The Living Scripture… doesn’t know yet.
Doesn’t know what exactly?
It threads through my mind, curling around my consciousness like smoke. I can't grasp it, can't hold onto the words, but I feel them: pressing against my thoughts, slithering into the cracks of my understanding.
My gaze sweeps the group, my pulse steady, my expression unreadable. But when I land on Thania, I know.
She knows.
She doesn't flinch beneath my stare. Her eyes, cool and detached, drift over me with the precision of a scalpel… dissecting, assessing.
There’s something calculating in her stillness, something that makes the air between us stretch tight like the moment before a thread finally snaps.
She tilts her head, a silent acknowledgment. I see you.
“I need to ask you something.” My voice is even, unshaken. I nod at her, a silent challenge. I caught your hint. Now, let’s see if you’ll own up to it.
A smirk tugs at the corner of her lips, slow and deliberate. The kind a predator wears when the prey has already walked into its trap.

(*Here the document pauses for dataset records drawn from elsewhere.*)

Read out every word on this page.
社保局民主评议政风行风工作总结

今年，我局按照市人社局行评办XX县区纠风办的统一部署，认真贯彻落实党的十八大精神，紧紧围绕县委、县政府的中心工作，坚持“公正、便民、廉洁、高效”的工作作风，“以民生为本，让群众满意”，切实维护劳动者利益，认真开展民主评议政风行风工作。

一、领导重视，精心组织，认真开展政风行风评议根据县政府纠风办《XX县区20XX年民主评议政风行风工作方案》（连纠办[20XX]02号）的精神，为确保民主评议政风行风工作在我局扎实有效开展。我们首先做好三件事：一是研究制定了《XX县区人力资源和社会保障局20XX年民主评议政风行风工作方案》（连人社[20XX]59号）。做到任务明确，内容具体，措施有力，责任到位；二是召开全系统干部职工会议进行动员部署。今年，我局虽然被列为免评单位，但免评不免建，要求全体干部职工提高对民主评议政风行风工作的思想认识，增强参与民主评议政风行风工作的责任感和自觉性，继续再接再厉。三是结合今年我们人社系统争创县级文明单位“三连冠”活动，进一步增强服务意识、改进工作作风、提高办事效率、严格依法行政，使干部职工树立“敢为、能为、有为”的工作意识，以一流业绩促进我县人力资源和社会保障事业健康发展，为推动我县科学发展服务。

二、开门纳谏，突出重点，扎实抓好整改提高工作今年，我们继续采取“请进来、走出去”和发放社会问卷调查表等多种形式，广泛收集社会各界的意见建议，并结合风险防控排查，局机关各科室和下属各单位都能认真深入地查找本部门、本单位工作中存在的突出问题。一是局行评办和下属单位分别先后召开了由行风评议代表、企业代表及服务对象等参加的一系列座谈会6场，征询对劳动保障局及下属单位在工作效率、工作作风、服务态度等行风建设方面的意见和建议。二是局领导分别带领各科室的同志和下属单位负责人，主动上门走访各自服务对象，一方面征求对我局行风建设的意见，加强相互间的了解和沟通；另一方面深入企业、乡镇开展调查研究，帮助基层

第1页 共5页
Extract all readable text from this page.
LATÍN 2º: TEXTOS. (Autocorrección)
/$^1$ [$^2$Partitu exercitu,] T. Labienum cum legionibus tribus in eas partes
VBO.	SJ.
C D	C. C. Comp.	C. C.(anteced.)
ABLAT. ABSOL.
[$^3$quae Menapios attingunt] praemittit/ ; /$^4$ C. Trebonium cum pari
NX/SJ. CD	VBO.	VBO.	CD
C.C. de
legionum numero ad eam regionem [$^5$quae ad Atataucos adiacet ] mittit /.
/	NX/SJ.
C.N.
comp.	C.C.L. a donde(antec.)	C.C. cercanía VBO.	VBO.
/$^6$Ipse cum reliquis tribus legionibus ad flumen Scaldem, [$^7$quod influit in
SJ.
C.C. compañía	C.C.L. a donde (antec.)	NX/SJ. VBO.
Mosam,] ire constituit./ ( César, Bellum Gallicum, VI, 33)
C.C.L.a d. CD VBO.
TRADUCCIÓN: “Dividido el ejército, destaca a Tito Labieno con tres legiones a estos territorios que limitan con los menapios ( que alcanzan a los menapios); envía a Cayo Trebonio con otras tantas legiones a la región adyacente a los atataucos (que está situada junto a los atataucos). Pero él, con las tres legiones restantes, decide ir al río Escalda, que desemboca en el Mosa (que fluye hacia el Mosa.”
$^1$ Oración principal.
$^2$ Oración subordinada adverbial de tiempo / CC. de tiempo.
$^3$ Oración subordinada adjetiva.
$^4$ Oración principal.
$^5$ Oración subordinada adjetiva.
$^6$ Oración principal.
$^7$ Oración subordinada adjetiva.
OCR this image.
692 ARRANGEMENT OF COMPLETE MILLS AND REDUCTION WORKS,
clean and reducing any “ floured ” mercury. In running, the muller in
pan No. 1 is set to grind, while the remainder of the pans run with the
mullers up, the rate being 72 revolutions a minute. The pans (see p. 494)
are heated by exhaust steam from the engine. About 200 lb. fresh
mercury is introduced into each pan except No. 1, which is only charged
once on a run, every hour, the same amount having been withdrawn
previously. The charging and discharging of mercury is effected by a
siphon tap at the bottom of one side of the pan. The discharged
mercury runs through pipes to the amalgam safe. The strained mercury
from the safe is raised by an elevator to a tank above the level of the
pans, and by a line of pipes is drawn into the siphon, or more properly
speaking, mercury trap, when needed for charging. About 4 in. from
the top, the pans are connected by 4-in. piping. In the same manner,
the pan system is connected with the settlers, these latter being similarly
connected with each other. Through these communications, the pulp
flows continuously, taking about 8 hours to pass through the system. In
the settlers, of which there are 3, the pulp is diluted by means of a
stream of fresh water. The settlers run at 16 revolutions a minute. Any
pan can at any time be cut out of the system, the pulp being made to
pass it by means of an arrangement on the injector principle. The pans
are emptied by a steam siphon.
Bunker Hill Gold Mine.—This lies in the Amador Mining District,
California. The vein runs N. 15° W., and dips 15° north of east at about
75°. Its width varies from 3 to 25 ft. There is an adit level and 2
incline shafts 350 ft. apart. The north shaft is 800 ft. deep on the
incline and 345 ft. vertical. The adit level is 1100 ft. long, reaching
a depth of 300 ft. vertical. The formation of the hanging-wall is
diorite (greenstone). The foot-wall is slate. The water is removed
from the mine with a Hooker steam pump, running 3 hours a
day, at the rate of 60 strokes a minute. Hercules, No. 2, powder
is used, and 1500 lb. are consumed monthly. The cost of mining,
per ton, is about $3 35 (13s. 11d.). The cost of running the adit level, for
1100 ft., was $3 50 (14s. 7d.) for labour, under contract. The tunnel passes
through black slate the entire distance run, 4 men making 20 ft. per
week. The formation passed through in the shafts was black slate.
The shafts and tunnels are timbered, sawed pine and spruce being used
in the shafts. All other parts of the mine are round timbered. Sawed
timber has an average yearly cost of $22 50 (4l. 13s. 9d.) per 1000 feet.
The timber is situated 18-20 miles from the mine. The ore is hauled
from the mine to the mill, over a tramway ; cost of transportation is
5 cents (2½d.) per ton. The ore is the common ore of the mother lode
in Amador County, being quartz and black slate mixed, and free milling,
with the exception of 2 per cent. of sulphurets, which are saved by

“Go ahead,” she says, waving a hand in invitation.
I take a step forward. Not in aggression, not in intimidation, but in understanding. She needs to know I won’t back down, not after everything I’ve seen and everything I’ve done.
“If the Sentinels are the highest rank within the Tribunal,” I say, my voice calm and unwavering, “then who stands above you?”
She doesn’t react, not visibly, but I see it: the way her fingers twitch ever so slightly at her sides.
I take another step.
“You see,” I continue, voice steady, watching for the flicker of truth behind her mask, “I think there is someone.”
Another step.
“And I heard something…” My tone drops lower, measured. “The Living Scripture doesn’t know yet.”
The words hang between us like a guillotine blade.
Thania leans back, arms folding with slow deliberation. If she feels cornered, she doesn’t show it. But she isn’t denying it either.
“I am not permitted to share any details with you,” she says finally, her voice smooth and carefully neutral. “But I can tell you this…”
Her gaze flicks, just for a second, in Daniel’s direction before returning to me.
“You are The Living Scripture.”
A beat of silence. A confirmation. A warning.
“But,” she continues, pushing herself away from the chair, “if you truly want answers, I may suggest you visit the Sepulcher of Echoes.”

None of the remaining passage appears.